1. The counsel of the Appellant would further like to put on record that the Respondent has filed
the application of custody of the daughter of the said parties under the provisions of the
Domestic Violence Act, 2005. Under Section 21 of the said Act, while the court has the
discretion to award custodial rights to the mother, the same only allows for a temporary custody
and shall be in light of the domestic violence and abuse that has been administered to her by the
husband and/or the relatives of such husband. In the instant case, there is not instance of any
form of abuse on the part of the Appellant against the Respondent. Thus, the application of the
provisions of the Domestic Violence Act, 2005 do not apply in the instant case and therefore,
the Appellant has the right to claim for the sole custody of his daughter in the instant case.

Issue 4: Whether a wife can claim the right of residence on her mother-in-law’s property?
1. The Counsel for the Appellant humbly submits before the Hon’ble Court that a wife, according
to the provisions of the Domestic Violence Act, 2005 cannot claim a right of residence on her
mother-in-law’s property. Such claim of right of residence can only be allowed in cases of a
shared household, where the concerned property is exclusively owned by the father-in-law of
such wife of the husband.
2. The Hon’ble Supreme Court in the case of Satish Chander Ahuja Vs Sneha Ahuja, Civil Appeal
No. 2483/2020, clarified the rights of a woman in capacity of daughter-in-law for residence
order in the property, exclusively owned by her father-in-law subject to the house being a
shared household in which the daughter in law has lived in a domestic relationship with the
father-in-law.
3. The Apex Court in the aforementioned case has interpreted the term ‘shared household’ which
is defined under Section 2(s) of the Protection of Women against Domestic Violence Act of
2005. The right of residence provided under the Act to women ousted from the house or
prevented entry thereon has been envisaged qua “shared household” only. It is, therefore, safe to
state that as per the Act, a shared household would mean a house in which the aggrieved person
has lived or at any stage has lived along with the respondent in a domestic relationship i.e. a
relationship between two members who have lived together on account of being related by
consanguinity (by blood), marriage or through a relationship in the nature of marriage, adoption
or are family members.
4. While the decision expands the scope of the definition of the term ‘shared household’ and states
that the Respondent certainly would succeed in obtaining residence order in the dwelling place
and this authority would act as binding precedence and therefore this question remains no
longer res-integra. However the Court has clearly provided that the shared household so
mentioned herein should be exclusive owned by the father-in-law of the respondent seeking the
claim and does not extend to a property that is in the ownership of the mother-in-law.
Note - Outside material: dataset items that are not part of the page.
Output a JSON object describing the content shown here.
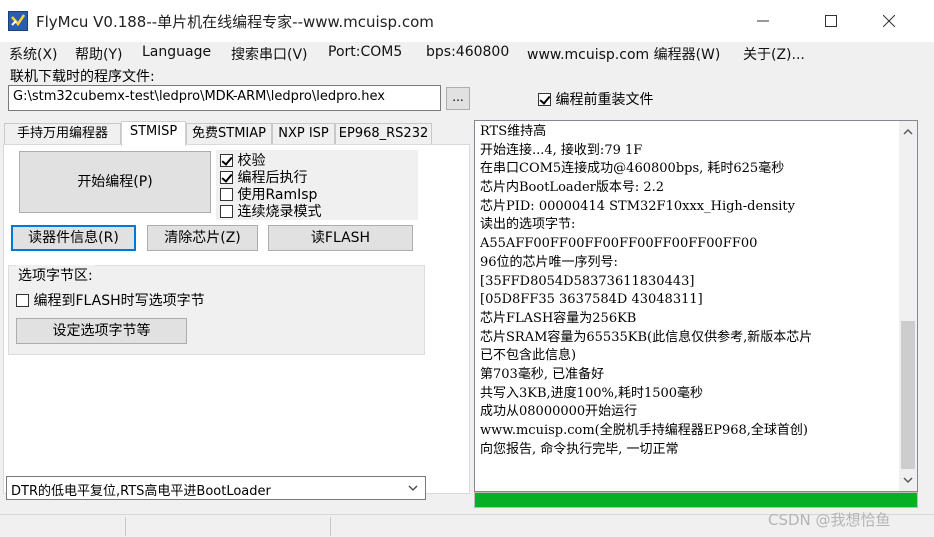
{
  "window": {
    "title": "FlyMcu V0.188--单片机在线编程专家--www.mcuisp.com"
  },
  "menu": {
    "items": [
      "系统(X)",
      "帮助(Y)",
      "Language",
      "搜索串口(V)",
      "Port:COM5",
      "bps:460800",
      "www.mcuisp.com 编程器(W)",
      "关于(Z)..."
    ]
  },
  "file": {
    "label": "联机下载时的程序文件:",
    "path": "G:\\stm32cubemx-test\\ledpro\\MDK-ARM\\ledpro\\ledpro.hex",
    "browse_label": "...",
    "reload_label": "编程前重装文件",
    "reload_checked": true
  },
  "tabs": {
    "items": [
      "手持万用编程器",
      "STMISP",
      "免费STMIAP",
      "NXP ISP",
      "EP968_RS232"
    ],
    "active": "STMISP"
  },
  "stmisp": {
    "start_label": "开始编程(P)",
    "options": [
      {
        "label": "校验",
        "checked": true
      },
      {
        "label": "编程后执行",
        "checked": true
      },
      {
        "label": "使用RamIsp",
        "checked": false
      },
      {
        "label": "连续烧录模式",
        "checked": false
      }
    ],
    "read_info_label": "读器件信息(R)",
    "erase_label": "清除芯片(Z)",
    "read_flash_label": "读FLASH",
    "option_group_label": "选项字节区:",
    "write_option_label": "编程到FLASH时写选项字节",
    "write_option_checked": false,
    "set_option_label": "设定选项字节等"
  },
  "boot_mode": {
    "selected": "DTR的低电平复位,RTS高电平进BootLoader"
  },
  "log": {
    "lines": [
      "RTS维持高",
      "开始连接...4, 接收到:79 1F",
      "在串口COM5连接成功@460800bps, 耗时625毫秒",
      "芯片内BootLoader版本号: 2.2",
      "芯片PID: 00000414  STM32F10xxx_High-density",
      "读出的选项字节:",
      "A55AFF00FF00FF00FF00FF00FF00FF00",
      "96位的芯片唯一序列号:",
      "[35FFD8054D58373611830443]",
      "[05D8FF35 3637584D 43048311]",
      "芯片FLASH容量为256KB",
      "芯片SRAM容量为65535KB(此信息仅供参考,新版本芯片",
      "已不包含此信息)",
      "第703毫秒, 已准备好",
      "共写入3KB,进度100%,耗时1500毫秒",
      "成功从08000000开始运行",
      "www.mcuisp.com(全脱机手持编程器EP968,全球首创)",
      "向您报告, 命令执行完毕, 一切正常"
    ]
  },
  "progress": {
    "fraction": 1.0,
    "color": "#06b025"
  },
  "watermark": "CSDN @我想恰鱼"
}
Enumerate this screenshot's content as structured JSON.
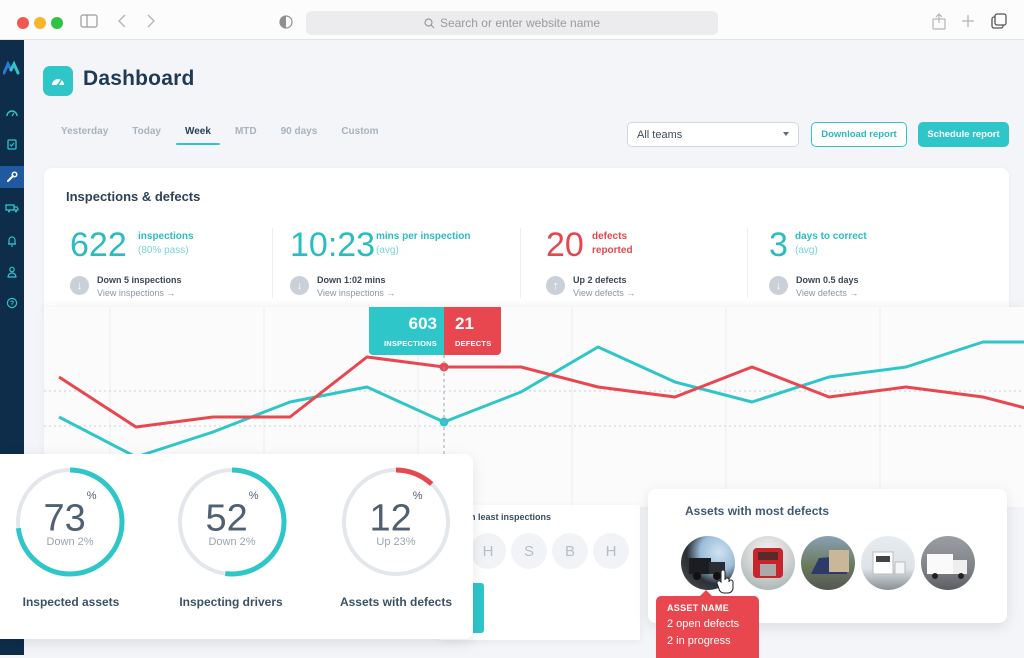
{
  "browser": {
    "address_placeholder": "Search or enter website name",
    "traffic_lights": {
      "close": "#ee5a52",
      "minimize": "#f5b52c",
      "maximize": "#2fc344"
    }
  },
  "sidebar": {
    "items": [
      {
        "icon": "logo-icon"
      },
      {
        "icon": "dashboard-gauge-icon"
      },
      {
        "icon": "clipboard-check-icon"
      },
      {
        "icon": "wrench-icon",
        "active": true
      },
      {
        "icon": "truck-icon"
      },
      {
        "icon": "bell-icon"
      },
      {
        "icon": "user-icon"
      },
      {
        "icon": "help-icon"
      }
    ]
  },
  "header": {
    "title": "Dashboard",
    "tabs": [
      {
        "label": "Yesterday"
      },
      {
        "label": "Today"
      },
      {
        "label": "Week",
        "active": true
      },
      {
        "label": "MTD"
      },
      {
        "label": "90 days"
      },
      {
        "label": "Custom"
      }
    ],
    "team_select": "All teams",
    "download_label": "Download report",
    "schedule_label": "Schedule report"
  },
  "colors": {
    "accent": "#2fc6ca",
    "danger": "#e8474f",
    "navy": "#0d2d4a"
  },
  "inspections": {
    "title": "Inspections & defects",
    "kpis": [
      {
        "value": "622",
        "label_strong": "inspections",
        "label_soft": "(80% pass)",
        "trend": "Down 5 inspections",
        "trend_dir": "down",
        "link": "View inspections →"
      },
      {
        "value": "10:23",
        "label_strong": "mins per inspection",
        "label_soft": "(avg)",
        "trend": "Down 1:02 mins",
        "trend_dir": "down",
        "link": "View inspections →"
      },
      {
        "value": "20",
        "label_strong": "defects reported",
        "label_soft": "",
        "trend": "Up 2 defects",
        "trend_dir": "up",
        "link": "View defects →"
      },
      {
        "value": "3",
        "label_strong": "days to correct",
        "label_soft": "(avg)",
        "trend": "Down 0.5 days",
        "trend_dir": "down",
        "link": "View defects →"
      }
    ]
  },
  "chart_data": {
    "type": "line",
    "title": "",
    "xlabel": "",
    "ylabel": "",
    "x": [
      0,
      1,
      2,
      3,
      4,
      5,
      6,
      7,
      8,
      9,
      10,
      11,
      12,
      13
    ],
    "series": [
      {
        "name": "Inspections",
        "color": "#2fc6ca",
        "values": [
          560,
          520,
          545,
          575,
          590,
          555,
          585,
          630,
          595,
          575,
          600,
          610,
          635,
          635
        ]
      },
      {
        "name": "Defects",
        "color": "#e8474f",
        "values": [
          22,
          17,
          18,
          18,
          24,
          23,
          23,
          21,
          20,
          23,
          20,
          21,
          20,
          18
        ]
      }
    ],
    "tooltip": {
      "index": 5,
      "inspections": 603,
      "inspections_label": "INSPECTIONS",
      "defects": 21,
      "defects_label": "DEFECTS"
    },
    "grid": true
  },
  "gauges": [
    {
      "value": 73,
      "suffix": "%",
      "sub": "Down 2%",
      "label": "Inspected assets",
      "color": "#2fc6ca"
    },
    {
      "value": 52,
      "suffix": "%",
      "sub": "Down 2%",
      "label": "Inspecting drivers",
      "color": "#2fc6ca"
    },
    {
      "value": 12,
      "suffix": "%",
      "sub": "Up 23%",
      "label": "Assets with defects",
      "color": "#e8474f"
    }
  ],
  "least_inspections": {
    "title": "th least inspections",
    "initials": [
      "H",
      "S",
      "B",
      "H"
    ]
  },
  "assets": {
    "title": "Assets with most defects",
    "items": [
      {
        "name": "black-truck"
      },
      {
        "name": "red-truck"
      },
      {
        "name": "blue-truck"
      },
      {
        "name": "white-truck"
      },
      {
        "name": "box-truck"
      }
    ],
    "tooltip": {
      "title": "ASSET NAME",
      "line1": "2 open defects",
      "line2": "2 in progress"
    }
  }
}
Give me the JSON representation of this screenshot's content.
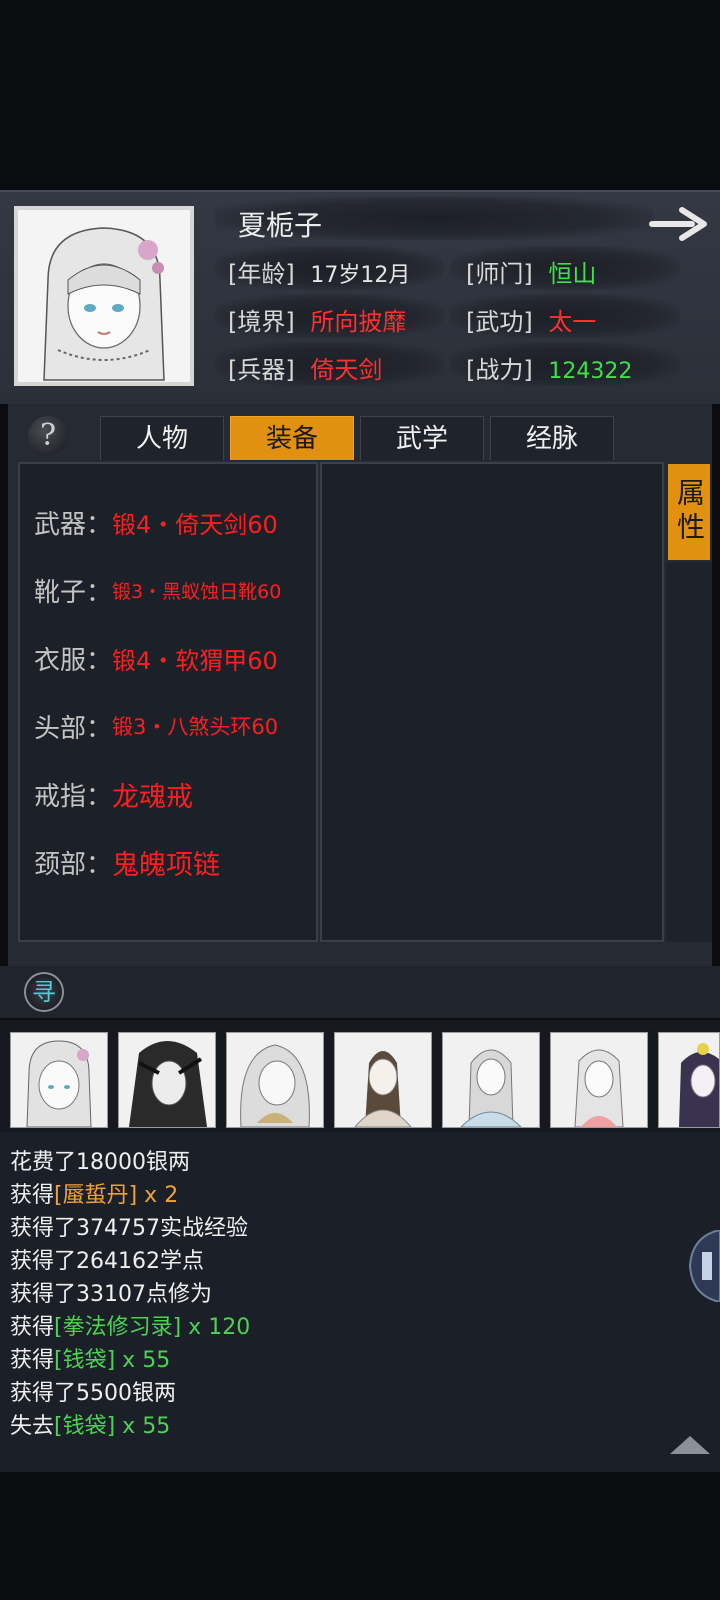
{
  "character": {
    "name": "夏栀子",
    "age_label": "[年龄]",
    "age_value": "17岁12月",
    "sect_label": "[师门]",
    "sect_value": "恒山",
    "realm_label": "[境界]",
    "realm_value": "所向披靡",
    "skill_label": "[武功]",
    "skill_value": "太一",
    "weapon_label": "[兵器]",
    "weapon_value": "倚天剑",
    "power_label": "[战力]",
    "power_value": "124322"
  },
  "help_icon": "?",
  "tabs": [
    {
      "label": "人物",
      "active": false
    },
    {
      "label": "装备",
      "active": true
    },
    {
      "label": "武学",
      "active": false
    },
    {
      "label": "经脉",
      "active": false
    }
  ],
  "attr_button": "属性",
  "equipment": [
    {
      "slot": "武器：",
      "item": "锻4・倚天剑60"
    },
    {
      "slot": "靴子：",
      "item": "锻3・黑蚁蚀日靴60"
    },
    {
      "slot": "衣服：",
      "item": "锻4・软猬甲60"
    },
    {
      "slot": "头部：",
      "item": "锻3・八煞头环60"
    },
    {
      "slot": "戒指：",
      "item": "龙魂戒"
    },
    {
      "slot": "颈部：",
      "item": "鬼魄项链"
    }
  ],
  "search_icon_glyph": "寻",
  "log": [
    {
      "pre": "花费了18000银两",
      "item": "",
      "post": "",
      "color": ""
    },
    {
      "pre": "获得",
      "item": "[蜃蜇丹]",
      "post": " x 2",
      "color": "orange"
    },
    {
      "pre": "获得了374757实战经验",
      "item": "",
      "post": "",
      "color": ""
    },
    {
      "pre": "获得了264162学点",
      "item": "",
      "post": "",
      "color": ""
    },
    {
      "pre": "获得了33107点修为",
      "item": "",
      "post": "",
      "color": ""
    },
    {
      "pre": "获得",
      "item": "[拳法修习录]",
      "post": " x 120",
      "color": "green"
    },
    {
      "pre": "获得",
      "item": "[钱袋]",
      "post": " x 55",
      "color": "green"
    },
    {
      "pre": "获得了5500银两",
      "item": "",
      "post": "",
      "color": ""
    },
    {
      "pre": "失去",
      "item": "[钱袋]",
      "post": " x 55",
      "color": "green"
    }
  ],
  "icons": [
    "arrow-right-icon",
    "help-icon",
    "search-icon",
    "scroll-up-icon"
  ]
}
5. In the instant case, while the Respondent seeks a claim of right of residence over the ‘shared
household’ in which the Appellant is cohabiting, the same cannot stand valid before the court of
law, primarily because the property is owned by the mother of the Appellant and is in her name.
Thus, even if it’s presumed that the Respondent was residing in the concerned property at any
instant point of time, during her marriage with the Appellant, she still would not be able to
claim the right of residence to such property. This Counsel also submits that this contention is
furthered by the fact that the nature of matrimonial relationship between the Appellant and the

Respondent is void ab initio as the latter has committed the offence of bigamy and married the
Appellant during a subsisting earlier marriage.